このようなNFPの大幅修正の一因に、サンプル回答率の低下など集計方法の問題があるとされる。そういう意味では、確かにNFPの大幅修正は、この5、6月分に限ったことではなかったようだ。2025年に入ってからは、1~4月のすべてが比較的大幅な下方修正となっていた(図表2参照)。
それでも、4月までは下方修正された数値も10万人以上だったが、5、6月は一気に1万人台への急減となったことにより、一気に目立つところとなったのかもしれない。

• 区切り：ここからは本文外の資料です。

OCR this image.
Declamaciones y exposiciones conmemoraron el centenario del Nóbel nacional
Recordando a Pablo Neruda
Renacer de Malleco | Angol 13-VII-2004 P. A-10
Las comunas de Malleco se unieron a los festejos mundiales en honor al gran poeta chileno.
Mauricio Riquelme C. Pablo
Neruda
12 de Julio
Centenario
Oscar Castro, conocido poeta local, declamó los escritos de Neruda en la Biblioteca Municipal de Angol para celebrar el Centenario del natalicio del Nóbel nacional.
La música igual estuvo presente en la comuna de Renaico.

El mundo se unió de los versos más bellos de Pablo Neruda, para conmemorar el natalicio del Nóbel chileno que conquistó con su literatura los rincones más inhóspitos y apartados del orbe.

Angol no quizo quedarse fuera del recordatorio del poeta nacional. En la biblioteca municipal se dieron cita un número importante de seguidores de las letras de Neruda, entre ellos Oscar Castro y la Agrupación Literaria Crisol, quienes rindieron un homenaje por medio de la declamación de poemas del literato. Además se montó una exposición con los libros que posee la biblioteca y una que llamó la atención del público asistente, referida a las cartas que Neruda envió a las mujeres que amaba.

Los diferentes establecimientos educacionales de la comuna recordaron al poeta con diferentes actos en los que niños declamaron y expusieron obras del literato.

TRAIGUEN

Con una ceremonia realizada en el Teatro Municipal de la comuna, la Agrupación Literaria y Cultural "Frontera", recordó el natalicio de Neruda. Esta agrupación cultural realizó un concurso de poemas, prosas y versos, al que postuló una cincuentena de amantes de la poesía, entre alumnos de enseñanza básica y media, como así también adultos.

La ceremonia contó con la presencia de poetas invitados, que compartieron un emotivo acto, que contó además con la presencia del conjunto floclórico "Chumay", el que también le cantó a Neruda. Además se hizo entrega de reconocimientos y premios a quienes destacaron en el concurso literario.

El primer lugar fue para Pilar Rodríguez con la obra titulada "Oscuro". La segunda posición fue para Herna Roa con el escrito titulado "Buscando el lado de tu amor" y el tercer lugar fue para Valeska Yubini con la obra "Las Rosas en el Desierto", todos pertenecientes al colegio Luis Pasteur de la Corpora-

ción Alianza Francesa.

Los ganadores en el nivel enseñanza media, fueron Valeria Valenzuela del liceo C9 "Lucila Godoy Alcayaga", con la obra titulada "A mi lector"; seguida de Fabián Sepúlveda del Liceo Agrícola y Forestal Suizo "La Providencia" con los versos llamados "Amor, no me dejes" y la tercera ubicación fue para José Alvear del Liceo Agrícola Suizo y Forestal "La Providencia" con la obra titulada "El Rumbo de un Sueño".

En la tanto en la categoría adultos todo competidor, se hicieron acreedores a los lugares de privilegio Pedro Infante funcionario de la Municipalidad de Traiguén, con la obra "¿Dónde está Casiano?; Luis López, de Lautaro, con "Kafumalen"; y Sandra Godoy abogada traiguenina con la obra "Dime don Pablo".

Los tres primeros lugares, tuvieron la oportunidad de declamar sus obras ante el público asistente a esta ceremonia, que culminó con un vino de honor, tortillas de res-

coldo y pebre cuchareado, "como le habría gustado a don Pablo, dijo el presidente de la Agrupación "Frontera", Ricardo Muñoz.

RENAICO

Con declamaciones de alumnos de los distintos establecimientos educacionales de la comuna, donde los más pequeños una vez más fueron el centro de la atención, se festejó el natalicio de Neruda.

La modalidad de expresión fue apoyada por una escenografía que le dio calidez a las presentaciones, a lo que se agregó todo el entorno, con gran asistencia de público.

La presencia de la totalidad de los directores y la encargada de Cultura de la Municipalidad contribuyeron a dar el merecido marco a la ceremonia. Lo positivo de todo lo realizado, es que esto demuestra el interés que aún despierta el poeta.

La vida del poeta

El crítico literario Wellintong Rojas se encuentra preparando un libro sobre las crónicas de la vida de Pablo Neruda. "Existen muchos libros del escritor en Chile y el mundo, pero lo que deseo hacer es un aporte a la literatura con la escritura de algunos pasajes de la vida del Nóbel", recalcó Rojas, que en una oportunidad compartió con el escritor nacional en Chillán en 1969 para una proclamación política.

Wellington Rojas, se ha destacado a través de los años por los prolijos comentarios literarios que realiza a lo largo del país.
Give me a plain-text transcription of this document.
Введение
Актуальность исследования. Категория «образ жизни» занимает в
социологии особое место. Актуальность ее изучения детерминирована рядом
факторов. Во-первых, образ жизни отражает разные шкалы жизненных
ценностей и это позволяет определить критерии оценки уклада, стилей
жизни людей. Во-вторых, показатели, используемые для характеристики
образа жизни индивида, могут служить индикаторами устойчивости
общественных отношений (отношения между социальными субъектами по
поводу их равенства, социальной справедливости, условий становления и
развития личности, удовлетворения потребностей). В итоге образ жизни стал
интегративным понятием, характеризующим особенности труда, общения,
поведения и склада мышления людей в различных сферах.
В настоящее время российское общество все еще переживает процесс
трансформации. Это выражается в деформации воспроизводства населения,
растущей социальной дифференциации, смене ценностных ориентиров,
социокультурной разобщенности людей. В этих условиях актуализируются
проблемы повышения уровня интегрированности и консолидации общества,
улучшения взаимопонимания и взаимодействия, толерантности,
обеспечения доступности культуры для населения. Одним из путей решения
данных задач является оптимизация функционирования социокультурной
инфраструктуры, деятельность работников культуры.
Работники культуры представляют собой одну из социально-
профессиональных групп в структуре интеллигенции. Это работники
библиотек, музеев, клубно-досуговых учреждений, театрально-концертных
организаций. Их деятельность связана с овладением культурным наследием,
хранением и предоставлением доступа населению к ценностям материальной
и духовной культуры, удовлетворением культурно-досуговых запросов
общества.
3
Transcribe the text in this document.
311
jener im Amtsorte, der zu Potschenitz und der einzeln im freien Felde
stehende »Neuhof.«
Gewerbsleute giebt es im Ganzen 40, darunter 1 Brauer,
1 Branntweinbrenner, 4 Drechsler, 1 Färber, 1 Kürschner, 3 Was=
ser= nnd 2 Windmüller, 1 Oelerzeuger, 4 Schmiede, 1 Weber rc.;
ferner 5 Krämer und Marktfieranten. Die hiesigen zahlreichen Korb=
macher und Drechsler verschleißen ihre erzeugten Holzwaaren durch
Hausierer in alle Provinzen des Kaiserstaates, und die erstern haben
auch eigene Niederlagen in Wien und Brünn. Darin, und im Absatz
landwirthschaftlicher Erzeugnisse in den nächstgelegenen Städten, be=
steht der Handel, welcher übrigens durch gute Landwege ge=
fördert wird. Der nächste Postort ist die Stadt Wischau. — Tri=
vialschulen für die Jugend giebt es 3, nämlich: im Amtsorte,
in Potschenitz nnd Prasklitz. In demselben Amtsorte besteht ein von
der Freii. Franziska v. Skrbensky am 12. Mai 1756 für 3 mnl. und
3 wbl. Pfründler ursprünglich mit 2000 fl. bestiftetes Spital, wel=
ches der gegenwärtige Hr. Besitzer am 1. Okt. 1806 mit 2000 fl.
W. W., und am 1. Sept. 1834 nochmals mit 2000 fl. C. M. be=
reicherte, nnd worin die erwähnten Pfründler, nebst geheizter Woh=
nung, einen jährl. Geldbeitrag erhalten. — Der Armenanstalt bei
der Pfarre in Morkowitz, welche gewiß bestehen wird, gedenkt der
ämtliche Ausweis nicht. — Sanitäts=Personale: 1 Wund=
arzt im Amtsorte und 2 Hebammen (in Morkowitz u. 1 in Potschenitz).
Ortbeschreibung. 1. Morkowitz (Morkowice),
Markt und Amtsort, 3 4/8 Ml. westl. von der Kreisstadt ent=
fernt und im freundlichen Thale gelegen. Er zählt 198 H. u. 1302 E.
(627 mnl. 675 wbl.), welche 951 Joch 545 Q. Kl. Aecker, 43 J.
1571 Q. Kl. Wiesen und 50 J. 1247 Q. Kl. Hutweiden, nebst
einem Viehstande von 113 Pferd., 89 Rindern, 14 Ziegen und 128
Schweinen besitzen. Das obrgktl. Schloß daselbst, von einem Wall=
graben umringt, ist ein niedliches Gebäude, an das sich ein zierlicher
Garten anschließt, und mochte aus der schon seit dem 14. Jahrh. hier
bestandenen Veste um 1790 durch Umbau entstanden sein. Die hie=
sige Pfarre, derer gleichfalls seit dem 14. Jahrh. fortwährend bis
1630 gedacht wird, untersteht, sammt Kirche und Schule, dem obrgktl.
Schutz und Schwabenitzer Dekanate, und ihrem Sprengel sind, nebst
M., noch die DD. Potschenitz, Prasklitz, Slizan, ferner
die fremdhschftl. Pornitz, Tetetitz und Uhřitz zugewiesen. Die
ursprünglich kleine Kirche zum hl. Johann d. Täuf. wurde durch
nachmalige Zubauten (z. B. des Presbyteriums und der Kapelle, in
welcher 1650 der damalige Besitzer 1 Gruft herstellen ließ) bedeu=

トランプ政権で雇用増加ペースが半減=当初の懸念通りか
これにより、1~6月の修正値に7月の発表値を足すと、1~7月のNFP累計は59.7万人となるため、1ヶ月の平均値は8.5万人と10万人を下回る計算になる。ちなみに2024年のNFPの1ヶ月平均は16.7万人だったので、トランプ政権になってから、NFPはほぼ半減したことになる。
トランプ政権では政府部門の大幅な人員削減や移民の強制送還などの政策により労働市場が急悪化することが当初より懸念されていた。そうした意味で、これまでは「予想以上に強い労働市場」との評価となっていたが、ここにきてそれは、サンプル回答率の低下など集計方法の問題による過大評価の疑いが強くなってきたのではないか。
修正後ADPに近くなったNFP=人事介入で政府発表指標の信頼低下へ?
今回の雇用統計発表を受けて、トランプ米大統領は労働統計局長を解任するとSNSに投稿した。このような人事が実行されると、米政府発表の経済指標は信用されなくなる懸念があるだろう。ノーベル経済学賞を受賞した経済学者のP.クルーグマン氏は、「これからは民間が発表した指標を参考にする」と述べていた。
「民間発表のNFP」とされるのがADP(オートマチック・データ・プロセッシング)社が発表するADP統計だが、2025年これまでに発表されたNFPは、修正後はこのADP統計の結果に近い数字となっていた。ちなみに1~7月の累計値は、ADP統計とNFP修正値がほぼ同じだった。つまり、NFP修正値で明らかになった、前年より雇用増加ペースが半減しているということは、すでにADP統計で示されていたことでもあったわけだ。
集計方法の問題に加え、政府発表の経済指標の信頼を失うような人事介入を行うようなら、これから金融市場はNFPよりADP統計に注目するようになるかもしれない。